Sus ojos, nublados como el cielo, no reflejan el azul profundo del mar. En ellos el agua del Caribe se percibe opaca y deslavada, “como mi alma”, murmura Elsa antes de callar y no emitir palabra durante un largo rato. Entonces, sus párpados ya no se cierran; su vista busca tras cada ola el cabello negro, el calzón amarillo, la sonrisa de Pablo, mientras éste parece zambullirse bajo las crestitas marinas que fustigan la playa [¡mira madre, mira!] para salir luego, agitando ambos brazos [¿viste eso vieja?] en busca de la mirada complacida de mamá.

Pero ese avejentado mirar no encontrará lo que persigue, como no lo halla desde hace ya tiempo.

“¡Es suficiente Pablo!, ¡suficiente!, ¿ya tú me oyes?”, diría asustada Elsa si Pablo tuviera aún siete años y se encaprichara en quedarse jugueteando, de manera peligrosa, entre la humedad salada que hoy no se cansa de jadear ante los oídos de la anciana.

Paaabloo.

“¡Es suficiente Pablo!, no quiero escucharte más”, espetaría llorosa la vieja si Pablo tuviera 20 años y se encaprichara en dejar todo y seguir a Lucía, la chica extranjera que algún verano llegó a vacacionar, no sólo en la casa blanca del malecón viejo, sino en la piel morena y en la vida de Pablo.

Pero no es así.

Pablo no está jugando en las olas porque ya no es un niño. Tampoco está sentado con su vista fija en la mueca extendida del horizonte, pensando en Lucía y en la distancia y en su propia miseria.

Hoy no.

Elsa está sola y la imagen de su hijo es sólo un recuerdo que flota y se hunde con la apariencia de un chiquillo feliz entre las olas; es una presencia que se aspira en la brisa; a veces quema los pies cuando toma forma de arena y siempre está presente en el sonido del mar.

Paablooo.

Pablo solía mirar el horizonte durante muchas horas al día. Salía corriendo de la fábrica de cigarros en donde trabajaba para instalarse en la punta del arrecife más ancho. Desde ahí veía hacia el poniente; tocaba, con el tacto visual de sus ojos verdes, el ansiado horizonte lejano y también ajeno; volaba, desde tierra, sobre la contraparte líquida del cielo a la cual todos nombran mar. Pablo le llamaba “piel de Lucía”, porque en esa húmeda entidad veía el rostro y la carne de ella, su cuerpo todo; miraba las olas como senos multiplicados y siempre continuos, gráciles, atrayentes, al igual que el horizonte largo e idéntico al cabello de su anhelada mujer.

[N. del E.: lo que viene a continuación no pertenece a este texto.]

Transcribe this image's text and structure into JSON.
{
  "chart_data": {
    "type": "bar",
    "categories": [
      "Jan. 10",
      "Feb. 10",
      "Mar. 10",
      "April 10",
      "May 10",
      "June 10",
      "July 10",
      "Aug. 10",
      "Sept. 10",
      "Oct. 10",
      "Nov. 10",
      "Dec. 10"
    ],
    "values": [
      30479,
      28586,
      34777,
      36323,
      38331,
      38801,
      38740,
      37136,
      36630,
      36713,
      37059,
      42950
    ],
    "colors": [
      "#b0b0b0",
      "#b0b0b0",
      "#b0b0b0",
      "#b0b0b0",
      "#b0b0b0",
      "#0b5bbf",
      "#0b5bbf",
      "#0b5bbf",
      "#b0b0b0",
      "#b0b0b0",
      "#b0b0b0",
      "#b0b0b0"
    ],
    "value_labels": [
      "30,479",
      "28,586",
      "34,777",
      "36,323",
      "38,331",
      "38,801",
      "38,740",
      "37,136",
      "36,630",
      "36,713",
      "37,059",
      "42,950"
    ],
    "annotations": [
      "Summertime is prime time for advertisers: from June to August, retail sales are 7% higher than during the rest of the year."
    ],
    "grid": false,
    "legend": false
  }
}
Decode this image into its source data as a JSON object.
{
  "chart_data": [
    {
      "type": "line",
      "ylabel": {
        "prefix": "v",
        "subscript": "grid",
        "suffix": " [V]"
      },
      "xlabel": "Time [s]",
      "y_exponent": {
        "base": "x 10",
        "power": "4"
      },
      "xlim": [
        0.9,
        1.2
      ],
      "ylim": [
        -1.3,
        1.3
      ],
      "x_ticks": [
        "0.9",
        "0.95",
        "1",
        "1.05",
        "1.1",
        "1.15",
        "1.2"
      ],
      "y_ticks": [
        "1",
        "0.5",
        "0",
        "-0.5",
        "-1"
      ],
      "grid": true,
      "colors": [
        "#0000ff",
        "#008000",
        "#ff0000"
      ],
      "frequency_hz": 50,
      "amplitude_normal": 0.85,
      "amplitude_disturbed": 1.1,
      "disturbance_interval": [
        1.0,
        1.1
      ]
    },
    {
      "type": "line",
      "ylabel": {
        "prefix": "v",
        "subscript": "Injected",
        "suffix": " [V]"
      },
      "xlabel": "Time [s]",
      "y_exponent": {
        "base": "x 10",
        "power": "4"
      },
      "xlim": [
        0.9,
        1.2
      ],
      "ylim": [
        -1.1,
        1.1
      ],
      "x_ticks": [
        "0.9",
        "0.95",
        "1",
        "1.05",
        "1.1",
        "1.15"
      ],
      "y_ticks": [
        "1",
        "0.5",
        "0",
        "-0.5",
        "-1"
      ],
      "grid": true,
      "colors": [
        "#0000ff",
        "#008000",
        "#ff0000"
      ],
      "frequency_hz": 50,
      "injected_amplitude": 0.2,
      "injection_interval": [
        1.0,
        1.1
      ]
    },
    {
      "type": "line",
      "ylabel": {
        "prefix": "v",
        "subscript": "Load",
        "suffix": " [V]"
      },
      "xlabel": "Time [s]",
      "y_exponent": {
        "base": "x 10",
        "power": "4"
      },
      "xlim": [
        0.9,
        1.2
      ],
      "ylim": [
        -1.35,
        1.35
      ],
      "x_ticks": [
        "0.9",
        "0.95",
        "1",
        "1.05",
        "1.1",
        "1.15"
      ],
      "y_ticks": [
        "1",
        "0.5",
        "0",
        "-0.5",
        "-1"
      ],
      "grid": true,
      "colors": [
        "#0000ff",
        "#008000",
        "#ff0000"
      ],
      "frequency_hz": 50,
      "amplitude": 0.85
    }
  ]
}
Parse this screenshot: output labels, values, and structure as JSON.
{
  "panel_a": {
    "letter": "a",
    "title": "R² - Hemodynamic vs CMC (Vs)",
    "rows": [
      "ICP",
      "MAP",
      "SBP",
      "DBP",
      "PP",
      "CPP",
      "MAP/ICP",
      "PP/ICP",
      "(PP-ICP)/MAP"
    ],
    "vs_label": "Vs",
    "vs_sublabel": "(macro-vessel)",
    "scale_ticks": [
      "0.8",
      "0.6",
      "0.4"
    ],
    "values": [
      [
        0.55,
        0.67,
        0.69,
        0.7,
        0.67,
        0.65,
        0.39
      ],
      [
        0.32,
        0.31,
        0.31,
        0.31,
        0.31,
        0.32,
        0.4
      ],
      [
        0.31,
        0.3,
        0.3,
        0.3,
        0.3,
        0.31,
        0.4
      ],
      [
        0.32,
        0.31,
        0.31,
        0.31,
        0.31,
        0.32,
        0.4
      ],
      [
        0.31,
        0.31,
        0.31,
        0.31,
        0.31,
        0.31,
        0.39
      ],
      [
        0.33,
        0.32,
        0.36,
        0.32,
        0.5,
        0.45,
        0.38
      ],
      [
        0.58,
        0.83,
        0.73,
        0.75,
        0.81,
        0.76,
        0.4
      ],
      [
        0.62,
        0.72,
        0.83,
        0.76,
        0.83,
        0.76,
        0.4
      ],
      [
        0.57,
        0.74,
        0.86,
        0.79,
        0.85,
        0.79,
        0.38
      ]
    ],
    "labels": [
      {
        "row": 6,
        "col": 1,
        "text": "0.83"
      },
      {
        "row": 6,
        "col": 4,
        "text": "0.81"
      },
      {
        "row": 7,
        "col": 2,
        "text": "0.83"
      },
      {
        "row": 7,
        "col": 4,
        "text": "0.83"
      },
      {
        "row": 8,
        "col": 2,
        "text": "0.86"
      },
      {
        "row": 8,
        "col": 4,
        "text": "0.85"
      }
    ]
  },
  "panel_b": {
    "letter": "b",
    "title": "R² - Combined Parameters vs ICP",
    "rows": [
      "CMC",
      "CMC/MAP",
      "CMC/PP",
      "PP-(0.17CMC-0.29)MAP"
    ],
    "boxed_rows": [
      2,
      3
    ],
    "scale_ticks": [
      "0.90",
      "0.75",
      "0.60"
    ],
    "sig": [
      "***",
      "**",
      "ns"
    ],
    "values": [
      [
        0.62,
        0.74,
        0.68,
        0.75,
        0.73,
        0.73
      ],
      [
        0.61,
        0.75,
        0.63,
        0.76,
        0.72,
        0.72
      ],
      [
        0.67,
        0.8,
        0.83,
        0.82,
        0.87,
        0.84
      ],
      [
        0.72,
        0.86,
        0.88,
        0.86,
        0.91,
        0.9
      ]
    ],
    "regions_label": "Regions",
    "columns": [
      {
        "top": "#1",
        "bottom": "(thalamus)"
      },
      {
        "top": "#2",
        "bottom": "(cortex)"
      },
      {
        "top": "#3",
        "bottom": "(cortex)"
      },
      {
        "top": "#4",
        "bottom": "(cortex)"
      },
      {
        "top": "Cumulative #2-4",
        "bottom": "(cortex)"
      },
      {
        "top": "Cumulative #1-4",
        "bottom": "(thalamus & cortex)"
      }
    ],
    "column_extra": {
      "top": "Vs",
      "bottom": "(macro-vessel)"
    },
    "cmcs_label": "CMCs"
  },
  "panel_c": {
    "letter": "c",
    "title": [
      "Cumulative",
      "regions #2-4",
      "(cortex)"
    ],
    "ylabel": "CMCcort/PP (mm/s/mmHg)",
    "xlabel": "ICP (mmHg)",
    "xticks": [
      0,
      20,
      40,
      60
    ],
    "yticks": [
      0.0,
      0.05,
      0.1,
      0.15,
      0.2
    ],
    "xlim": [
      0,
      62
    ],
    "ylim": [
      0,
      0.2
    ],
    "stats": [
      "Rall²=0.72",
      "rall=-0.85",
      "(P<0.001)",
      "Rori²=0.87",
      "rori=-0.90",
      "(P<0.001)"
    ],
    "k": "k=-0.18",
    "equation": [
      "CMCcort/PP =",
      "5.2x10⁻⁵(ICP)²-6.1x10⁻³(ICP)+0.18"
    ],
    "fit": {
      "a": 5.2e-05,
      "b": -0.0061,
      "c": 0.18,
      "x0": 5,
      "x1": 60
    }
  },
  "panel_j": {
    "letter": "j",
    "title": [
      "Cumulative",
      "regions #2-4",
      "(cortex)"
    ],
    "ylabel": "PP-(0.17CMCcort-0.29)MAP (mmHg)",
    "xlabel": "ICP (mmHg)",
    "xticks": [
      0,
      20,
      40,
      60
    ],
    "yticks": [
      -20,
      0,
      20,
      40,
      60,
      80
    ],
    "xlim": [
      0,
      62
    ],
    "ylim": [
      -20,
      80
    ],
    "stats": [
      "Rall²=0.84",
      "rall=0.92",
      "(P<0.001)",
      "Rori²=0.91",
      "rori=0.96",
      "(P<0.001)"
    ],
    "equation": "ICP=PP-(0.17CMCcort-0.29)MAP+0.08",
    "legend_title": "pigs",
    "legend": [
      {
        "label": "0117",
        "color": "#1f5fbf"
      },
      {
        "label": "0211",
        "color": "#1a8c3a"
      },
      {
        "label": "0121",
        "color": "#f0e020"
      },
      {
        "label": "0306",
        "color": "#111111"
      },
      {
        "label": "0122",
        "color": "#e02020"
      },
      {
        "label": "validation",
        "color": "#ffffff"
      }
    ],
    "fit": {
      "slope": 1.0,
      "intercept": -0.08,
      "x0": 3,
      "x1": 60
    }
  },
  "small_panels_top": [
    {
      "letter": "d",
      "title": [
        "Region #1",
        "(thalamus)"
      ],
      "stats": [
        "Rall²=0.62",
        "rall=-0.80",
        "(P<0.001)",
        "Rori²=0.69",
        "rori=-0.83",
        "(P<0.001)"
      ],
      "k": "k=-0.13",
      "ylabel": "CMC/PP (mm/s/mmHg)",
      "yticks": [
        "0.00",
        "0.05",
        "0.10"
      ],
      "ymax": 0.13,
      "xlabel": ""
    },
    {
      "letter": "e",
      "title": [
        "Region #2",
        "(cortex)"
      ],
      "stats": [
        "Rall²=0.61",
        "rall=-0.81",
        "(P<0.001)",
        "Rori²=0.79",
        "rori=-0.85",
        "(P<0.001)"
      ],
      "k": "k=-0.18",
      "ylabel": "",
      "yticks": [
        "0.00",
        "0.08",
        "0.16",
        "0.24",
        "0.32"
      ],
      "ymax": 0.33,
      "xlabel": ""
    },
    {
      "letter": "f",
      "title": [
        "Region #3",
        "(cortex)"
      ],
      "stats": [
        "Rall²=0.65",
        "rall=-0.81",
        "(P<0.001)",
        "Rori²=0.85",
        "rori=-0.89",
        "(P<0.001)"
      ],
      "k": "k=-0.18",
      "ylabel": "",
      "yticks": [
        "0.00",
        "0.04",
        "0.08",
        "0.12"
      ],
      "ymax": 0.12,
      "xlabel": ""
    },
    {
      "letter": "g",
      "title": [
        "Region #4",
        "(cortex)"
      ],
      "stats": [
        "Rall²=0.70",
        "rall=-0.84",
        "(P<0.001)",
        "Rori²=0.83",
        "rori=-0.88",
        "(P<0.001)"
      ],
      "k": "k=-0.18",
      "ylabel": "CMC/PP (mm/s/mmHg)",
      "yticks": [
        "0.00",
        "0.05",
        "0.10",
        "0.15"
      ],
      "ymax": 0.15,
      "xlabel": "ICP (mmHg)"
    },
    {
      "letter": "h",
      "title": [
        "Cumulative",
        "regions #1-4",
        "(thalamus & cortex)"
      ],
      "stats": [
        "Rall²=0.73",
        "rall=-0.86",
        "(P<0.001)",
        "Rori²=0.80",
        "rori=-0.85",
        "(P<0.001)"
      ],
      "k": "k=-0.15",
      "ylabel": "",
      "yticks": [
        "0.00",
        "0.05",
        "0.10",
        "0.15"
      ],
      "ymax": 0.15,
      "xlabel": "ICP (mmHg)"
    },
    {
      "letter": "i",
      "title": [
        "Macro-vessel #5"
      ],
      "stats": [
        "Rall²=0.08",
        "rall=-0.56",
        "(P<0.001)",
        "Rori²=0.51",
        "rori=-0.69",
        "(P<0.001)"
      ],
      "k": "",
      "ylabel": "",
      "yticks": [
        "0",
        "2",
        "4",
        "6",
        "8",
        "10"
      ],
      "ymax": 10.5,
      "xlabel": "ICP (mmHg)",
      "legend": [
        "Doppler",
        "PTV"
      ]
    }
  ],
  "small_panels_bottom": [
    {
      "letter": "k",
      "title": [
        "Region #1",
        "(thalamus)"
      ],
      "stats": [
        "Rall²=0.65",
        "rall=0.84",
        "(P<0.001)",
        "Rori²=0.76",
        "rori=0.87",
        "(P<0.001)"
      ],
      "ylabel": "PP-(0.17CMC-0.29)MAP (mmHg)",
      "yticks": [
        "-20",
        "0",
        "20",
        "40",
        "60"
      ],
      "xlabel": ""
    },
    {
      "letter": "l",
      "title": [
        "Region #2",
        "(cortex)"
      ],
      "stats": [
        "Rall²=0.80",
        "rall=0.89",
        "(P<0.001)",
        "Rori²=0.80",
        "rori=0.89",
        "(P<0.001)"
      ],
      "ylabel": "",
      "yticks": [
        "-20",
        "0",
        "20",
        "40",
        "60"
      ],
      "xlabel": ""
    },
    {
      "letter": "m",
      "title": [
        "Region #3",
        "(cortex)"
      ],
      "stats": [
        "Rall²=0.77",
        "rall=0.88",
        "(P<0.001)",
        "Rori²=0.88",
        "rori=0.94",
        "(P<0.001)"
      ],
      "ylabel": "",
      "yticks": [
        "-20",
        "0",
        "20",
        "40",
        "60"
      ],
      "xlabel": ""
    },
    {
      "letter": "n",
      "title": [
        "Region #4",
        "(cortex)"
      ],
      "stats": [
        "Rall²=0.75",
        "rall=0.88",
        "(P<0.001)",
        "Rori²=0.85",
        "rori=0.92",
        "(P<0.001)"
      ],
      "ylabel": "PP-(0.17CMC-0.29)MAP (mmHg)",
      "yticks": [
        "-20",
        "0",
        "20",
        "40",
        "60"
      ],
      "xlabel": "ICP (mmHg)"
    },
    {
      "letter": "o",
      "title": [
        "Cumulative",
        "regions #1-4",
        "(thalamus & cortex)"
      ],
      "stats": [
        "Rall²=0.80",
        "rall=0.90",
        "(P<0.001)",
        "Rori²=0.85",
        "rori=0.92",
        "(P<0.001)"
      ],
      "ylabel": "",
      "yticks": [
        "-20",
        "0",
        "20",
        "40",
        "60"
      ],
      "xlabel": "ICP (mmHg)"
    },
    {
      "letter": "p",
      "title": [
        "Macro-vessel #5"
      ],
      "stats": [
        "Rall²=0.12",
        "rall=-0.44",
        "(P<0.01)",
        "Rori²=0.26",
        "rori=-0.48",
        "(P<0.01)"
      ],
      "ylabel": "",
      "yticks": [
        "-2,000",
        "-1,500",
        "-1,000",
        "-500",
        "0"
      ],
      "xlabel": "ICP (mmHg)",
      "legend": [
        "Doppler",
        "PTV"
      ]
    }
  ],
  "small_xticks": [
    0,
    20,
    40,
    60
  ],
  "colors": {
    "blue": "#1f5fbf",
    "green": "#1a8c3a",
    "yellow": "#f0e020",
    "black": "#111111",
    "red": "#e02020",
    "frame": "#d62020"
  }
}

Por eso se animó a construir la balsa. Lo hizo a la manera de los antiguos marinos, siguiendo los consejos de Eliseo, viejo pescador venido a obrero de la fábrica de cigarros.

Sólo el viejo Eliseo y Elsa conocían la motivación verdadera que tenía el muchacho para querer expatriarse. Sabían de Lucía. Comprendieron siempre por qué Pablo atendió los consejos de navegación clandestina de Eliseo y desoyó los gimoteos de su madre, sin importarle que su propio nombre fuera manchado con el estigma de la traición a su pueblo. A la vieja le duelen esos recuerdos. Y no puede olvidar.

“¡Ahí, ahí viene Pablito!” se sobresalta. “Allá, esa silueta… es mi hijo, mi niño”, Elsa agita sus canas y su corazón de vieja; sabe que Pablo retornará por ella, él prometió hacerlo. Por eso lo aguarda sentada en esa silla de bejuco a la sombra de un árbol uva de playa.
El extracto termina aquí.